36 Mechanic Street is an 18’ x 36’ 2 story block with a 12” x 14” single-story ell attached. It’s narrow and deep with a gable end to the street and the entry in the center of the long side. It’s a simple form that we see plenty of throughout the city. It spans decades and was easily adapted to the architectural style du jour. In our case, the style was Greek Revival as marked by the paneled corner boards and lightly dentiled architrave.
William H Stewart was a carpenter’s apprentice when he purchased the property for our subject from Pitman Morgan in March of 1851. He had married Abby Brown of Portland in 1848 and they had an 18-month-old daughter, Emeretta when they made the purchase. By 1853 the house was complete and William and family were living there with his brother Timothy. Living across the street from the Stewarts at # 9 Mechanic was a family named Trowbridge.
The history of the Trowbridge family in the US goes back to the 1630s and Thomas Trowbridge. Thomas was a respected member of the community in New Haven CT as seen by his memorial in the crypt of the historic Church on the Green in that city. As with many old New England families, the ensuing 2 centuries would see involvement in wars and revivals and an outward growth from the early coastal settlements into the hinterlands of the region.
Elisha Trowbridge was a 4th generation descendant of Thomas and was born in Newton Mass in 1797. He married Margaret Stimpson in 1822 and settled in Portland that same year.
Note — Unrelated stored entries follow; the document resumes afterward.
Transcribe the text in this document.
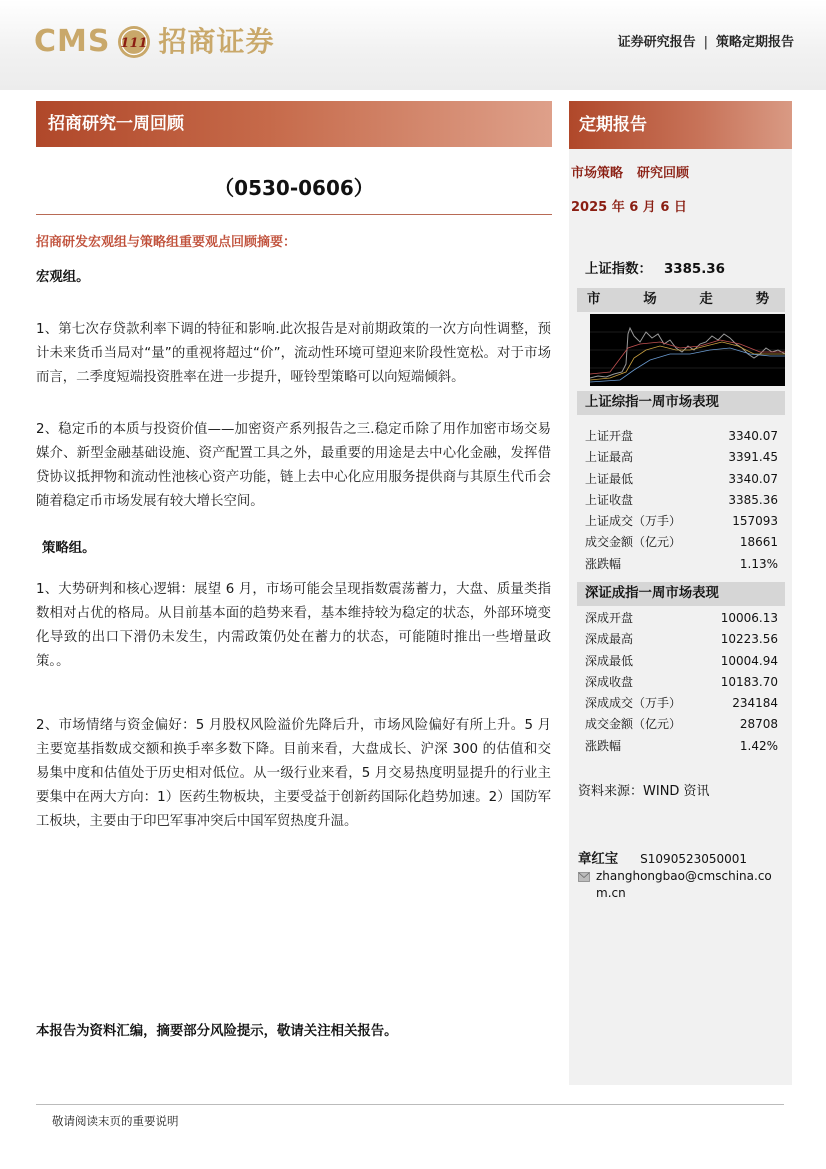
CMS 111 招商证券	证券研究报告 | 策略定期报告
招商研究一周回顾
（0530-0606）
招商研发宏观组与策略组重要观点回顾摘要：
宏观组。
1、第七次存贷款利率下调的特征和影响.此次报告是对前期政策的一次方向性调整，预计未来货币当局对“量”的重视将超过“价”，流动性环境可望迎来阶段性宽松。对于市场而言，二季度短端投资胜率在进一步提升，哑铃型策略可以向短端倾斜。
2、稳定币的本质与投资价值——加密资产系列报告之三.稳定币除了用作加密市场交易媒介、新型金融基础设施、资产配置工具之外，最重要的用途是去中心化金融，发挥借贷协议抵押物和流动性池核心资产功能，链上去中心化应用服务提供商与其原生代币会随着稳定币市场发展有较大增长空间。
策略组。
1、大势研判和核心逻辑：展望 6 月，市场可能会呈现指数震荡蓄力，大盘、质量类指数相对占优的格局。从目前基本面的趋势来看，基本维持较为稳定的状态，外部环境变化导致的出口下滑仍未发生，内需政策仍处在蓄力的状态，可能随时推出一些增量政策。。
2、市场情绪与资金偏好：5 月股权风险溢价先降后升，市场风险偏好有所上升。5 月主要宽基指数成交额和换手率多数下降。目前来看，大盘成长、沪深 300 的估值和交易集中度和估值处于历史相对低位。从一级行业来看，5 月交易热度明显提升的行业主要集中在两大方向：1）医药生物板块，主要受益于创新药国际化趋势加速。2）国防军工板块，主要由于印巴军事冲突后中国军贸热度升温。
本报告为资料汇编，摘要部分风险提示，敬请关注相关报告。
定期报告
市场策略 研究回顾
2025 年 6 月 6 日
上证指数： 3385.36
市	场	走	势
上证综指一周市场表现
上证开盘	3340.07
上证最高	3391.45
上证最低	3340.07
上证收盘	3385.36
上证成交（万手）	157093
成交金额（亿元）	18661
涨跌幅	1.13%
深证成指一周市场表现
深成开盘	10006.13
深成最高	10223.56
深成最低	10004.94
深成收盘	10183.70
深成成交（万手）	234184
成交金额（亿元）	28708
涨跌幅	1.42%
资料来源：WIND 资讯
章红宝 S1090523050001
zhanghongbao@cmschina.com.cn
敬请阅读末页的重要说明
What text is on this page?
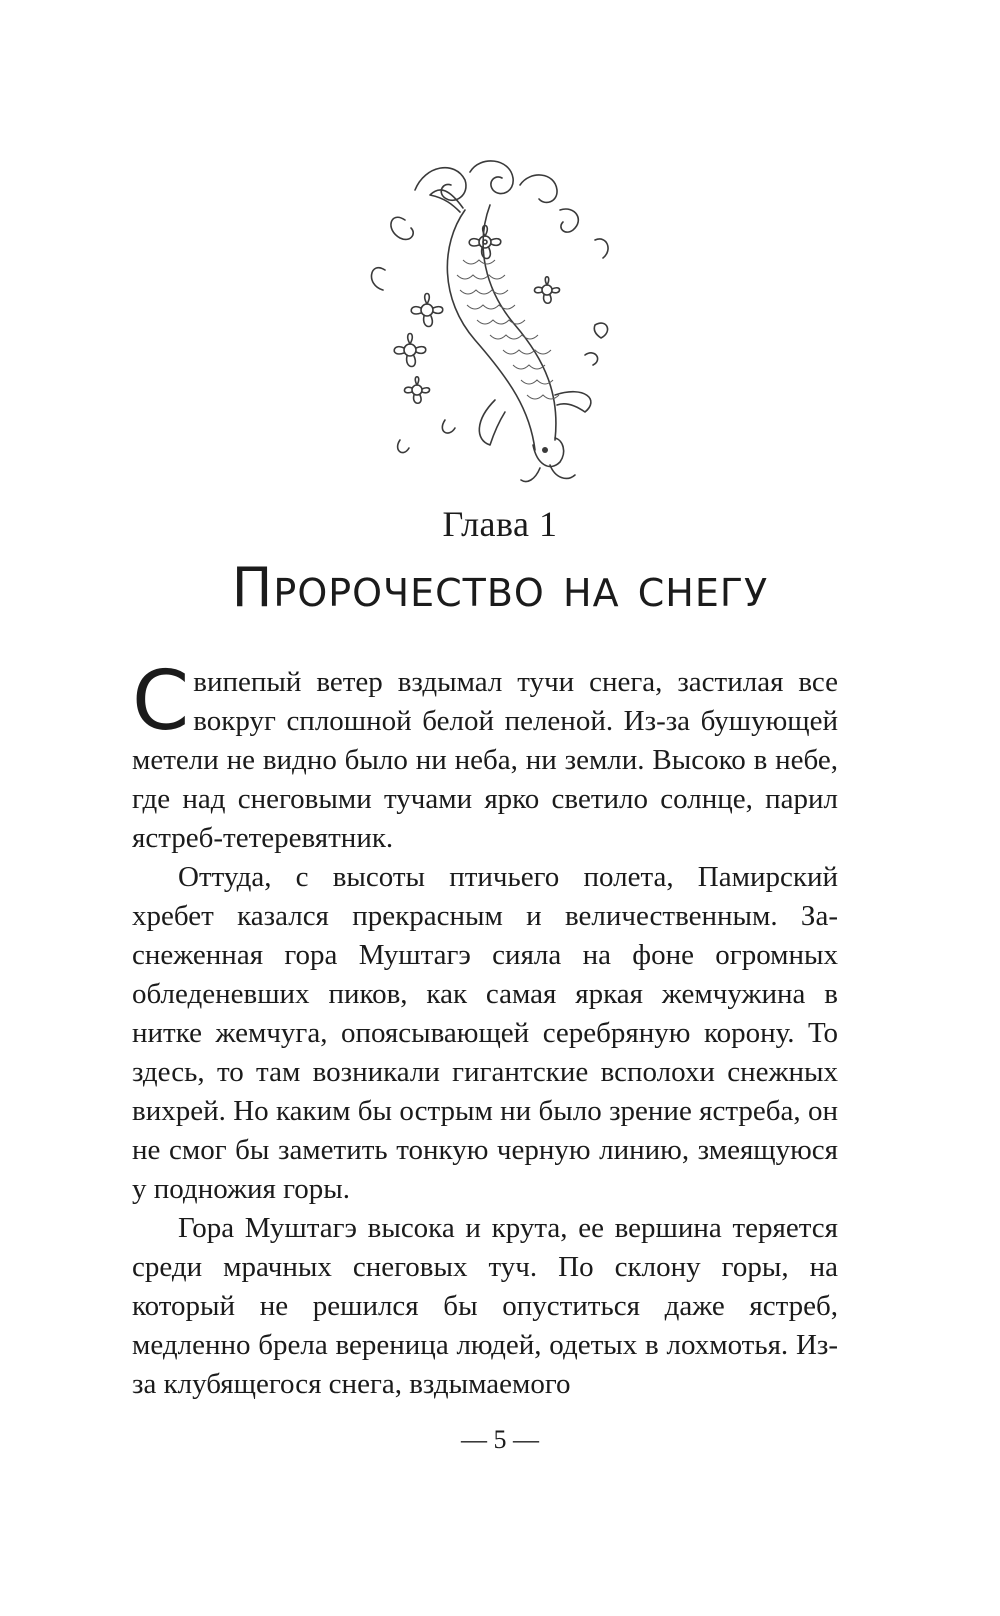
Глава 1
Пророчество на снегу

Свипепый ветер вздымал тучи снега, застилая все вокруг сплошной белой пеленой. Из-за бушующей метели не видно было ни неба, ни земли. Высоко в небе, где над снеговыми тучами ярко светило солнце, парил ястреб-тетеревятник.

Оттуда, с высоты птичьего полета, Памирский хребет казался прекрасным и величественным. Заснеженная гора Муштагэ сияла на фоне огромных обледеневших пиков, как самая яркая жемчужина в нитке жемчуга, опоясывающей серебряную корону. То здесь, то там возникали гигантские всполохи снежных вихрей. Но каким бы острым ни было зрение ястреба, он не смог бы заметить тонкую черную линию, змеящуюся у подножия горы.

Гора Муштагэ высока и крута, ее вершина теряется среди мрачных снеговых туч. По склону горы, на который не решился бы опуститься даже ястреб, медленно брела вереница людей, одетых в лохмотья. Из-за клубящегося снега, вздымаемого

— 5 —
Their first child, Edward Robbins, was born in 1823. They had 6 more children by 1837. Elisha worked as a tallow chandler making and selling candles with Rufus Horton then on his own in a facility on Portland Street. In 1831 he purchased a lot on the newly laid out Mechanic Street for $150 and built a house for his family.
It was in the house at 9 Mechanic, long since removed, that Edward grew up and married Betsey Ilsley in September of 1853. Betsey was some 6 or 7 months pregnant at the time as Elizabeth Mary “Lizzie” Trowbridge was born on November 16th of the same year. The Trowbridge family history, available at Google Books, states that Lizzie was not Edward’s child but he adopted her. The official records list Edward as the father. 1853 was also the year Elisha and Edward formed ET Trowbridge and Son.
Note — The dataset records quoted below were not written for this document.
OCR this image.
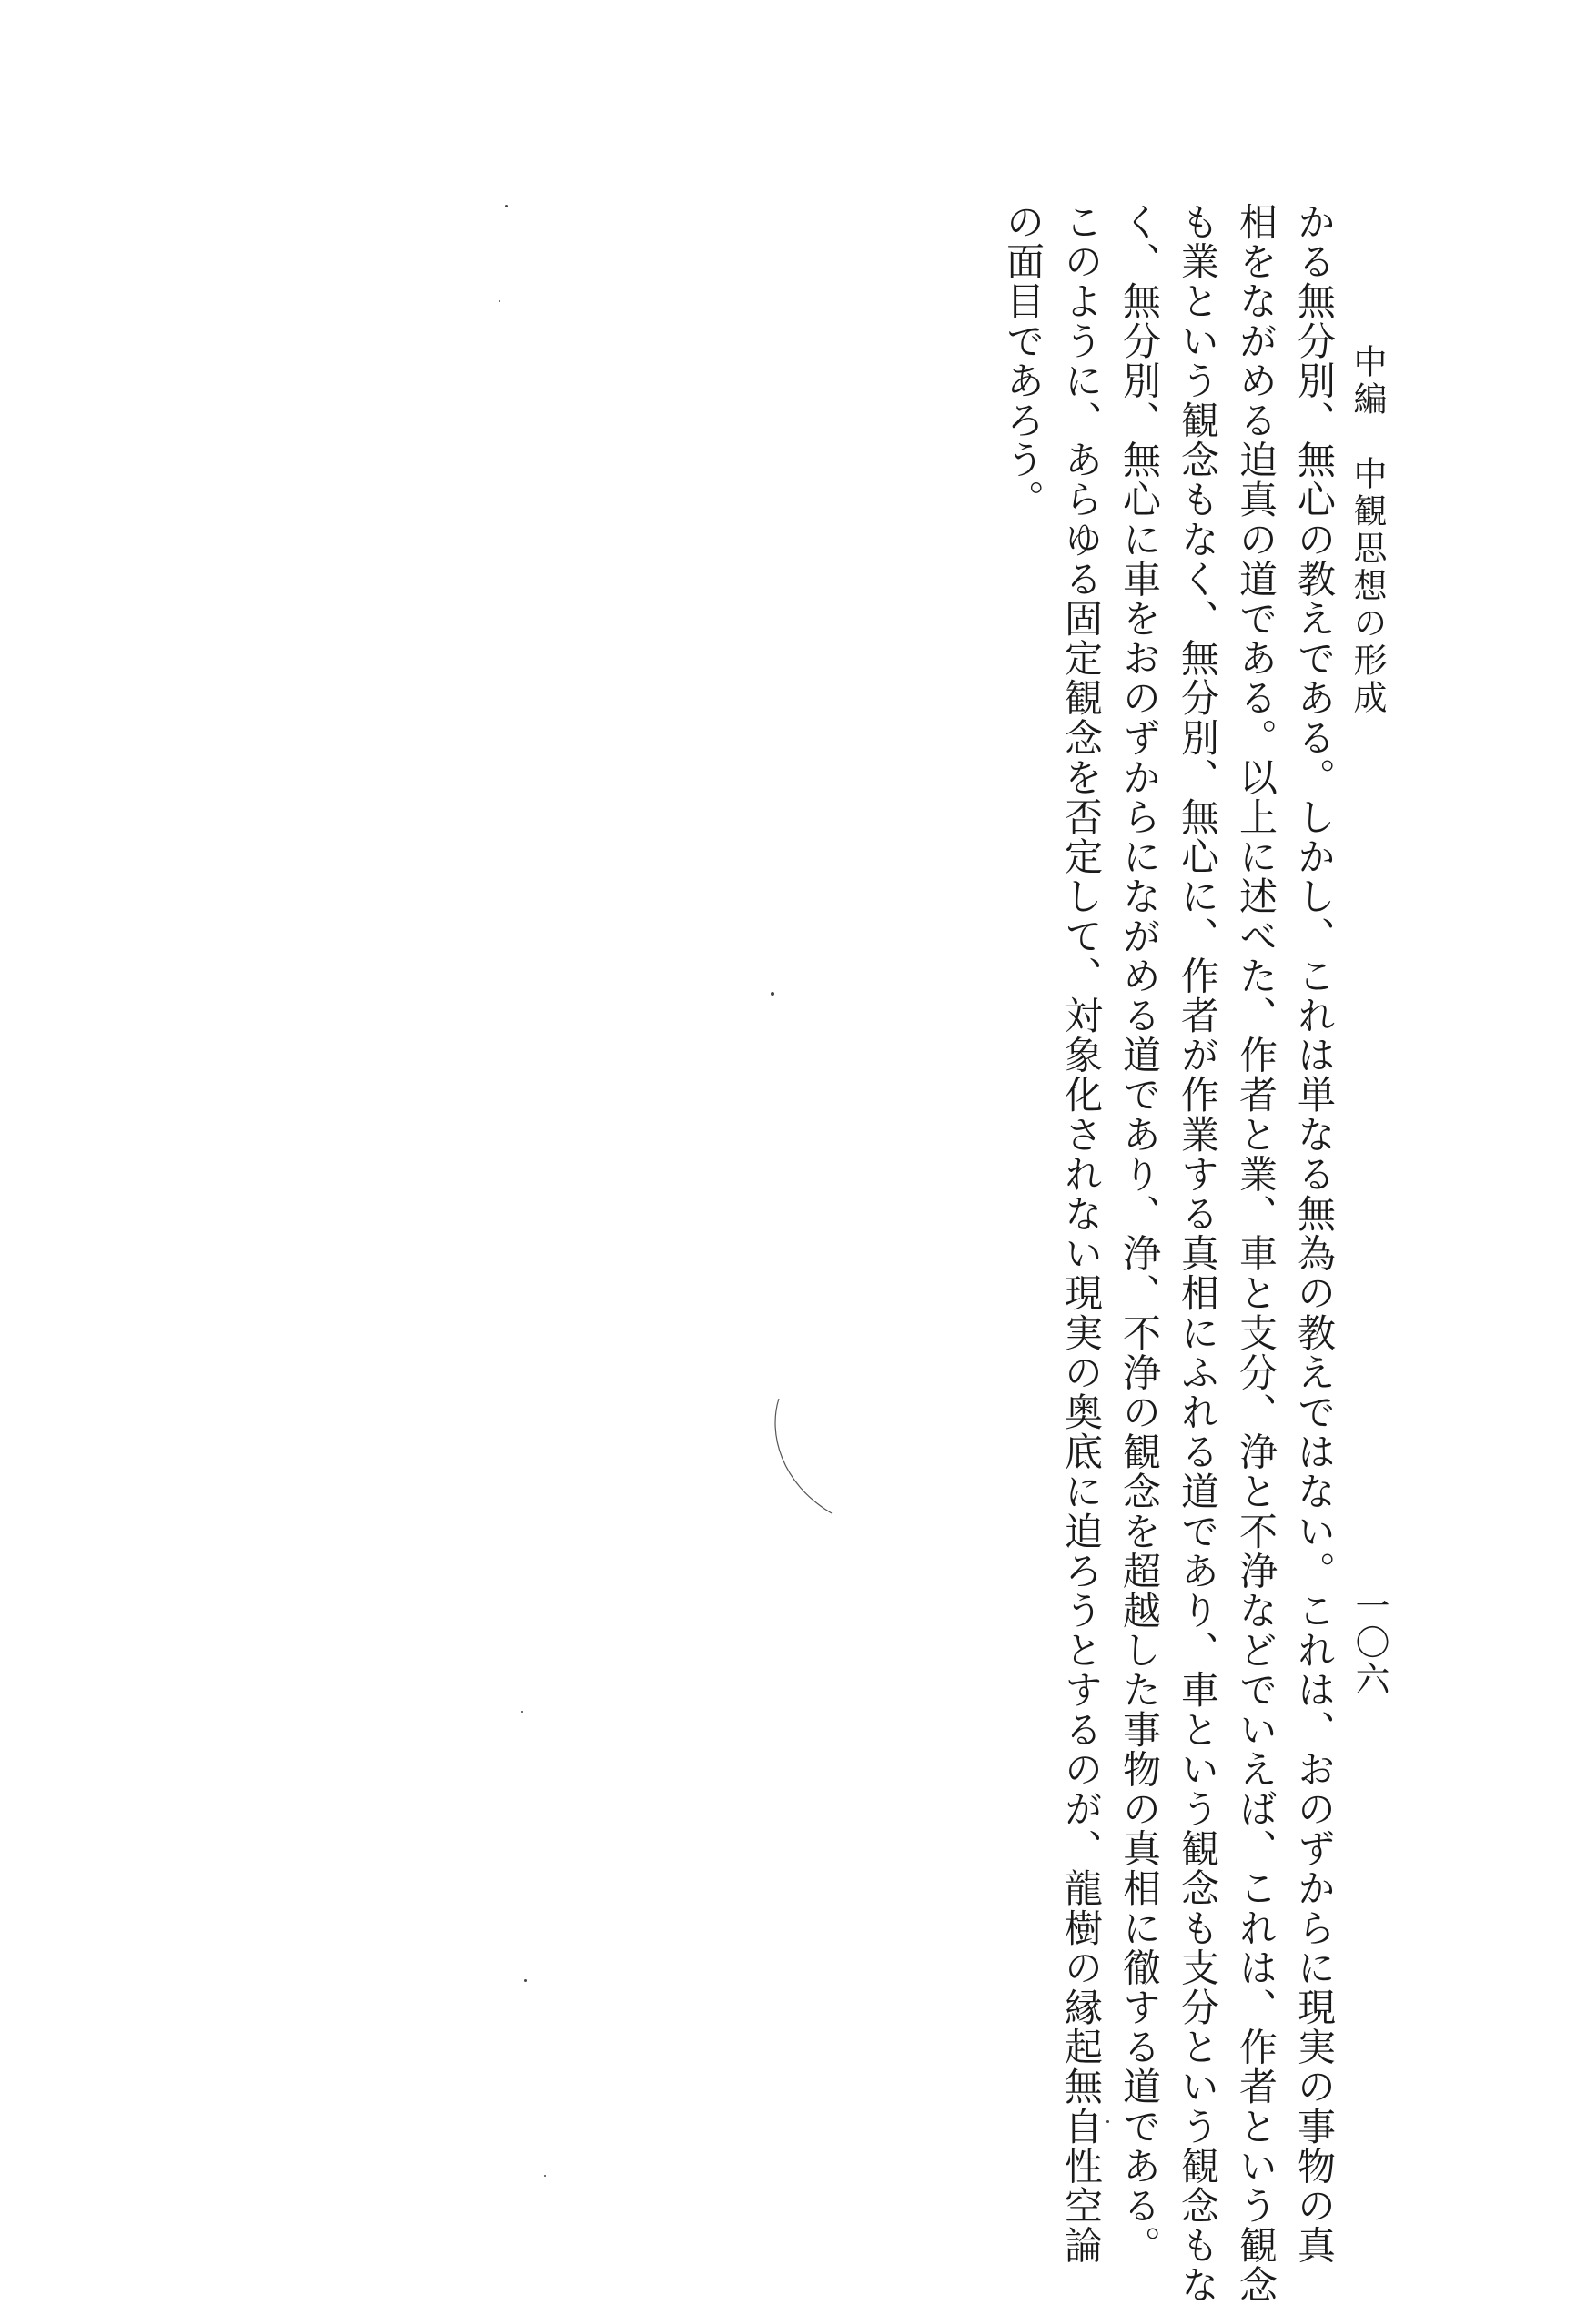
中編　中観思想の形成
一〇六
かる無分別、無心の教えである。しかし、これは単なる無為の教えではない。これは、おのずからに現実の事物の真
相をながめる迫真の道である。以上に述べた、作者と業、車と支分、浄と不浄などでいえば、これは、作者という観念
も業という観念もなく、無分別、無心に、作者が作業する真相にふれる道であり、車という観念も支分という観念もな
く、無分別、無心に車をおのずからにながめる道であり、浄、不浄の観念を超越した事物の真相に徹する道である。
このように、あらゆる固定観念を否定して、対象化されない現実の奥底に迫ろうとするのが、龍樹の縁起無自性空論
の面目であろう。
Edward purchased 36, then 16, Mechanic Street from William Stewart in August of 1856. The family would remain there through Edward’s death, of an unknown reason, in 1870. Along the way, Edward’s brother George would die of illness contracted while a confederate prisoner of war. After Edward’s death, Elisha sold the family business and retired from what had been a very active public life. He died of a broken heart they said in 1880.
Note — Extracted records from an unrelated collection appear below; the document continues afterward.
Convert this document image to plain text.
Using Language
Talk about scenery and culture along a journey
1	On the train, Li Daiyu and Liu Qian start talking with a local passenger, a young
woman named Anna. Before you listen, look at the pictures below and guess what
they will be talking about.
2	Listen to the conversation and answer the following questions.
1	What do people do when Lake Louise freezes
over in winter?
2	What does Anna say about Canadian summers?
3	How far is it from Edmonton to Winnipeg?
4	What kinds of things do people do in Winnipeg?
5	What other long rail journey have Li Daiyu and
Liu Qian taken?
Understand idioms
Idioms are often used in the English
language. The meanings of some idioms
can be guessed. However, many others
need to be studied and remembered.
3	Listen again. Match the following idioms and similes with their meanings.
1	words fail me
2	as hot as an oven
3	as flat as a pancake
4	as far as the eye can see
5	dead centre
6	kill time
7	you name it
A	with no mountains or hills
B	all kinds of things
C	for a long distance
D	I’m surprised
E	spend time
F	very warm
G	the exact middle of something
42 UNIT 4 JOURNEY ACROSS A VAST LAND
Betsey and Lizzie Trowbridge remained in our subject after Edward’s untimely death in 1870. Lizzie became Mrs. Fenley when she married George Fenley, a typesetter for the Eastern Argus newspaper, in 1877. George had grown up on Myrtle Street with ‘ink in his blood’. His father was a long-time printer in Brown Thurston’s operation on Exchange Street. Betsey transferred ownership in the house to Lizzie in 1887 but remained there until her death in Feb of 1897. Lizzie died in December of the same year leaving the property to George. He sold it to Frank Levecque and his son Paul in 1919. George Fenely died in 1924.
Frank Levecque was born in Portland in 1867 and worked for many years as a coachman for the Doten family who owned a large wholesale grain company on the waterfront and had a house on State Street. He and his wife Sarah had a daughter, Mary, and the aforementioned Paul. Paul worked as a clerk in various retail grocery and dry goods stores in the city. Sarah Levecque died in 1920 and Frank in 1925.
Prior to his death, Frank transferred his ownership in our subject to Mary who had married a carpenter named Edward Delany in 1923. In 1927, Mary and Paul sold the 36 Mechanic Street to Edith Greenhalgh. Edith was a stenographer in a legal office on Exchange Street and lived with her widowed father in Pleasant Avenue. She sold it back to Mary and Edward Delany in 1929. They would raise 6 children on Mechanic Street. The Delaney family owned 36 Mechanic Street until 2003.
36 Mechanic Street is currently listed as a single-family dwelling. Condition is excellent.